Смекни!
smekni.com

О сказках Льюиса и Толкиена

Сказки этих двух писателей сейчас уже знают в России. Вышел "Властелин колец" и несколько рассказов Толкиена, выходят сказки Льюиса. Во всем мире их печатают непрестанно — значит, любят. Полюбят ли у нас, неизвестно, но было бы очень хорошо, если бы полюбили.

Прежде всего надо сказать немного об этих двух людях. Они были учеными, филологами и преподавали в Оксфордском университете, где постепенно образовался дружеский писательский кружок. Еще в 20-х годах эти скромные, тогда совершенно незаметные филологи твердо воспротивились вкусам и мнениям времени. Позже Льюис назвал это время постхристианским. Дело не в том или не только в том, что многие уже не верили в Бога — раньше, до первой мировой войны, до этого нравственного срыва, часто и справедливо говорили о том, что неверующие иногда нравственнее верующих. Они жили на христианский капитал; система их нравственных ценностей недалеко отошла от христианства. Чего-то они стыдились, что-то считали запрещенным, бить лежачего не разрешалось, защищать свое — тоже. А тут былые слабости стали нравственным императивом. Оказалось, что подавлять желания — вредно, стыдиться — глупо. Возникали культ силы, культ пользы, культ похоти. Против этого и встали неизвестные оксфордские писатели, и они никогда не изменяли себе.

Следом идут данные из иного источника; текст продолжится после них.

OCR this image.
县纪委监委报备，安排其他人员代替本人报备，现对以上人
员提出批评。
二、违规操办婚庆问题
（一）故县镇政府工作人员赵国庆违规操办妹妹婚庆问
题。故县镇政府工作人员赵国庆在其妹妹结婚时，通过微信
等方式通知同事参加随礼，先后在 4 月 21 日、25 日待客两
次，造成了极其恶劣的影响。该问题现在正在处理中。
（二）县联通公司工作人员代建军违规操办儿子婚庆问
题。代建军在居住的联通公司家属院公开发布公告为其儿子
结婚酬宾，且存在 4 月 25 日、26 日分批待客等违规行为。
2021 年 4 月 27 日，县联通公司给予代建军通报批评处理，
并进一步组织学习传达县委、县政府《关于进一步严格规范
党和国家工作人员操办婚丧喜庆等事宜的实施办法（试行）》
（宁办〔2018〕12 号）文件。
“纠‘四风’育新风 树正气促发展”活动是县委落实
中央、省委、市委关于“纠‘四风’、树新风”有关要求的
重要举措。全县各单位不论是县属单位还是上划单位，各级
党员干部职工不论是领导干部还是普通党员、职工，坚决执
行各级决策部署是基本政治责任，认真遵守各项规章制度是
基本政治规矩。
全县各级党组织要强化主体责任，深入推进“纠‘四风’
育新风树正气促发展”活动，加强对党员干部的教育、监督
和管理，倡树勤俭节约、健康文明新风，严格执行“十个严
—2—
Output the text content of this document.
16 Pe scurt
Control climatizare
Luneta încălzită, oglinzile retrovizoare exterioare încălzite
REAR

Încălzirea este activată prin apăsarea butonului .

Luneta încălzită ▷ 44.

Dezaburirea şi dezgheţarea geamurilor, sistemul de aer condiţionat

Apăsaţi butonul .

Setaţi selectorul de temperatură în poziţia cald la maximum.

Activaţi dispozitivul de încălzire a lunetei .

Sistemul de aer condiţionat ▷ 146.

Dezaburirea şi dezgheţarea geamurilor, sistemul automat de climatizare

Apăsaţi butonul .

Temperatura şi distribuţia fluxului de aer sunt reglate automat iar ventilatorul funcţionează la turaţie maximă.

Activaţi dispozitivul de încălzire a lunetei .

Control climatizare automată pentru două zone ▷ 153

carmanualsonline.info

Вот у Льюиса современный Юстэс — как он похож на людей 20-х, 30-х, 40-х, 50-х годов! Вроде бы "все это" нормально, говорить не о чем — но Льюис говорит. Сейчас такой набор взглядов стерся, но не исчез. Так плоско и прагматично судят уже не "интеллектуалы", а самые обычные люди. Казалось бы, им полезно увидеть себя со стороны и ужаснуться — но в том-то и суть такого человеческого типа, что он себя увидеть не может. Тогда выходит, что Льюис пишет в пустоту :— и опять не так; слава Богу, есть таинственная точка, в которой человек еще не переменился, но как бы повернулся. Собственно, все притчи рассчитаны именно на это.

Когда-то в рассказе о патере Брауне Честертон написал: "Кто хуже убийцы? — Эгоист". Эту фразу можно поставить эпиграфом к притчам Льюиса и Толкина. Важный, торжествующий, победивший не станет у них героем; смешной и негероический — станет. А главное — куда обращен взор, на себя или на других. Много веков назад Блаженный Августин разделил мир на два града, два царства: те, кто любит Бога так, что забыли себя, и те, кто любит себя так, что забыли Бога. У Льюиса есть Аслан, у Толкина иногда просто "Бога нет", а на самом деле мир у них осмысленный, ничуть не похожий на безбожный, абсурдный мир современной им литературы. Град их героев состоит из тех, для кого в центре не их драгоценные прихоти, а другие люди или звери; чем ближе человек к этому, тем лучше он для Льюиса и Толкина.

Надо сказать, что этот град удивительно уютен. Иногда он средневековый, иногда — современный, но никогда не бывает неприютным. Некоторые критики считают, что у Льюиса он веселее, что у него — свет с пятнами тьмы, а у Толкина — пятна света, окруженные тьмой. Но, впрочем, об этом пусть судит читатель. Вообще же читателю можно позавидовать: если он впервые вошел в мир этих писателей, он отдохнет и порадуется там. Это хорошо само по себе, но еще лучше, если он увидит, отложив книгу, что живет в таком же мире. И Льюис, и Толкин для того и писали, чтоб человек увидел это и постарался следовать соответственным законам.